Santa Monica's still got no chance

Nov 27, 2006 00:12

I'm tired, yet the urge to write overtakes me and thus you, dear reader, will now be subjected to the sweet monotony of my day...

Ok, so it wasn't so sweet that it deserved such an illustrious intro, but it wasn't so exciting that it doesn't call for something a little strange to drag you in.

Today was pretty slow and boring.  Did some laundry, ate some food, contemplated cleaning, blah, blah, blah.  If there was a high point, it would probably be making a fake Wal-Mart vest and getting someone to wear it tomorrow for a shoot.  I'm still not sure if I should do it in the mall in front of the Swarovsky tree or in our temporary studio at the office, but I've got until 10.30 tomorrow (when the subject gets downtown) to figure it out...

As for the case study--it's been handed in and awaits its lousy mark.  All that remains is writing my half of the group "take home exam."  It's not really an exam, and I'm not even really taking it home except to print.  But, it's Ryerson, and therefore not supposed to make sense.

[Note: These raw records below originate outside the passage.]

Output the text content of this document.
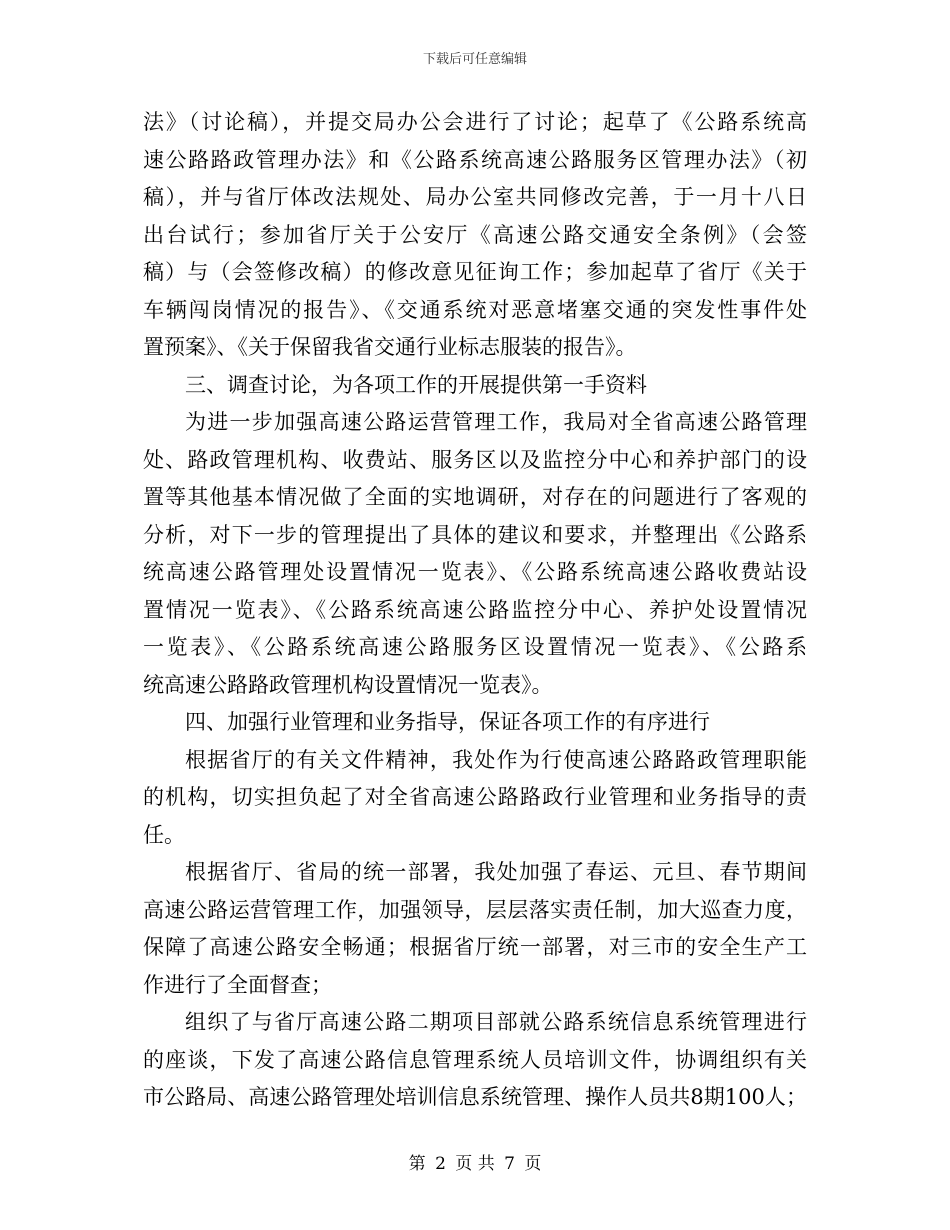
下载后可任意编辑
法》（讨论稿），并提交局办公会进行了讨论；起草了《公路系统高
速公路路政管理办法》和《公路系统高速公路服务区管理办法》（初
稿），并与省厅体改法规处、局办公室共同修改完善，于一月十八日
出台试行；参加省厅关于公安厅《高速公路交通安全条例》（会签
稿）与（会签修改稿）的修改意见征询工作；参加起草了省厅《关于
车辆闯岗情况的报告》、《交通系统对恶意堵塞交通的突发性事件处
置预案》、《关于保留我省交通行业标志服装的报告》。
三、调查讨论，为各项工作的开展提供第一手资料
为进一步加强高速公路运营管理工作，我局对全省高速公路管理
处、路政管理机构、收费站、服务区以及监控分中心和养护部门的设
置等其他基本情况做了全面的实地调研，对存在的问题进行了客观的
分析，对下一步的管理提出了具体的建议和要求，并整理出《公路系
统高速公路管理处设置情况一览表》、《公路系统高速公路收费站设
置情况一览表》、《公路系统高速公路监控分中心、养护处设置情况
一览表》、《公路系统高速公路服务区设置情况一览表》、《公路系
统高速公路路政管理机构设置情况一览表》。
四、加强行业管理和业务指导，保证各项工作的有序进行
根据省厅的有关文件精神，我处作为行使高速公路路政管理职能
的机构，切实担负起了对全省高速公路路政行业管理和业务指导的责
任。
根据省厅、省局的统一部署，我处加强了春运、元旦、春节期间
高速公路运营管理工作，加强领导，层层落实责任制，加大巡查力度，
保障了高速公路安全畅通；根据省厅统一部署，对三市的安全生产工
作进行了全面督查；
组织了与省厅高速公路二期项目部就公路系统信息系统管理进行
的座谈，下发了高速公路信息管理系统人员培训文件，协调组织有关
市公路局、高速公路管理处培训信息系统管理、操作人员共8期100人；
第 2 页 共 7 页
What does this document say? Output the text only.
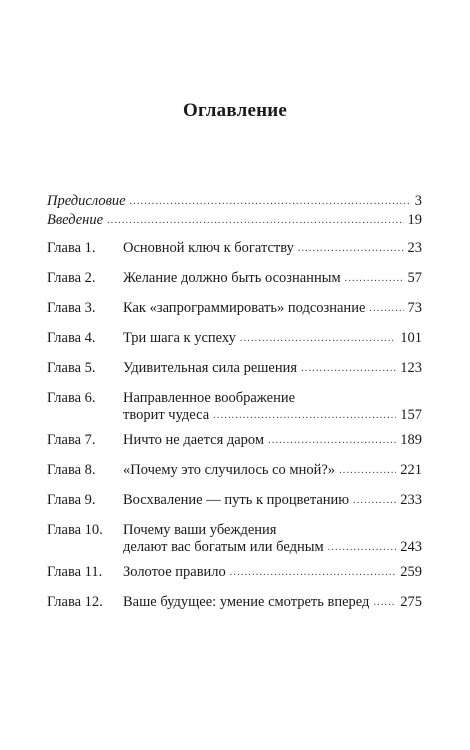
Оглавление
Предисловие .....	3
Введение .....	19
Глава 1.	Основной ключ к богатству .....	23
Глава 2.	Желание должно быть осознанным .....	57
Глава 3.	Как «запрограммировать» подсознание .....	73
Глава 4.	Три шага к успеху .....	101
Глава 5.	Удивительная сила решения .....	123
Глава 6.	Направленное воображение
творит чудеса .....	157
Глава 7.	Ничто не дается даром .....	189
Глава 8.	«Почему это случилось со мной?» .....	221
Глава 9.	Восхваление — путь к процветанию .....	233
Глава 10.	Почему ваши убеждения
делают вас богатым или бедным .....	243
Глава 11.	Золотое правило .....	259
Глава 12.	Ваше будущее: умение смотреть вперед ..... 275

Shockingly enough, there's only 11 days left until I'm a Ryerson Alumni.  Already I've started the process of looking back at my experience and saying "what the fuck was that?"  Contrary to popular belief it hasn't "flown by" as the well-wishers and motivational guest speakers would have you believe.  It's been a long bloody time, enough so that my first harsh year in the T-dot is starting to fade from bitter memories to sweet nostalgia.  Failed romances with pretty girls, failed hopes of becoming self-employed, and failed attempts to fit in will soon become "the times I scored," "my entrepreneurial adventures," and "discovering my individuality."  Soon I won't remember the rough times and only remember that Ryerson is a gosh-darn good place.

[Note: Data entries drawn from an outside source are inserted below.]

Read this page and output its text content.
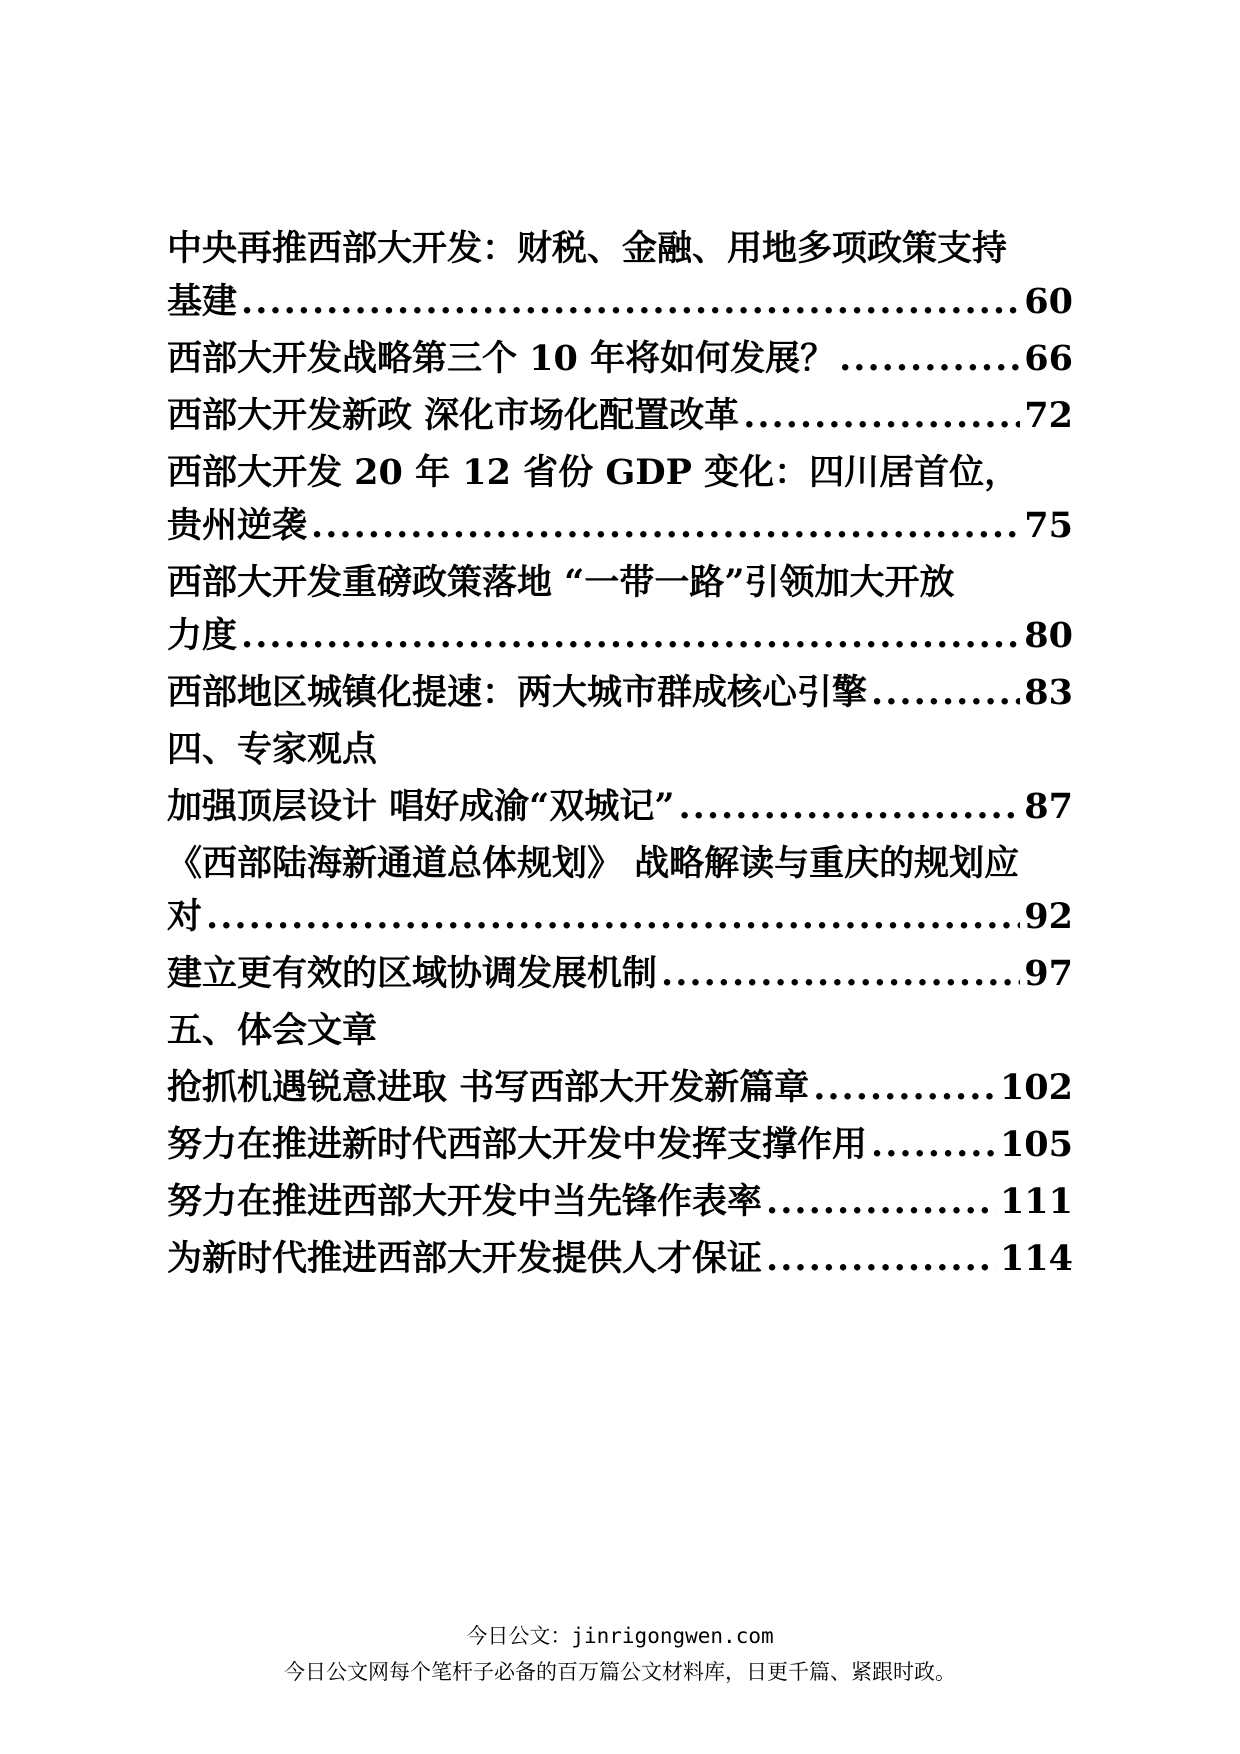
中央再推西部大开发：财税、金融、用地多项政策支持
基建 .....	60
西部大开发战略第三个 10 年将如何发展？ .....	66
西部大开发新政 深化市场化配置改革 .....	72
西部大开发 20 年 12 省份 GDP 变化：四川居首位，
贵州逆袭 .....	75
西部大开发重磅政策落地 “一带一路”引领加大开放
力度 .....	80
西部地区城镇化提速：两大城市群成核心引擎 .....	83
四、专家观点
加强顶层设计 唱好成渝“双城记” .....	87
《西部陆海新通道总体规划》 战略解读与重庆的规划应
对 .....	92
建立更有效的区域协调发展机制 .....	97
五、体会文章
抢抓机遇锐意进取 书写西部大开发新篇章 .....	102
努力在推进新时代西部大开发中发挥支撑作用 .....	105
努力在推进西部大开发中当先锋作表率 .....	111
为新时代推进西部大开发提供人才保证 .....	114
今日公文：jinrigongwen.com
今日公文网每个笔杆子必备的百万篇公文材料库，日更千篇、紧跟时政。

And it is.  It really is a good school if you don't follow my path:  Don't get involved, don't try to make it better, don't aim high or dream big.  It's those things that killed me, and those things that King Levy's jungle has tried to kill in me.  Will my ambition ever come back from the Pallative Care ward?  Maybe someday soon it'll be climbing out of a taxi in the driveway, fresh from Outpatient with a new outlook after the pep talk of a lifetime from Nostalgia the cab driver.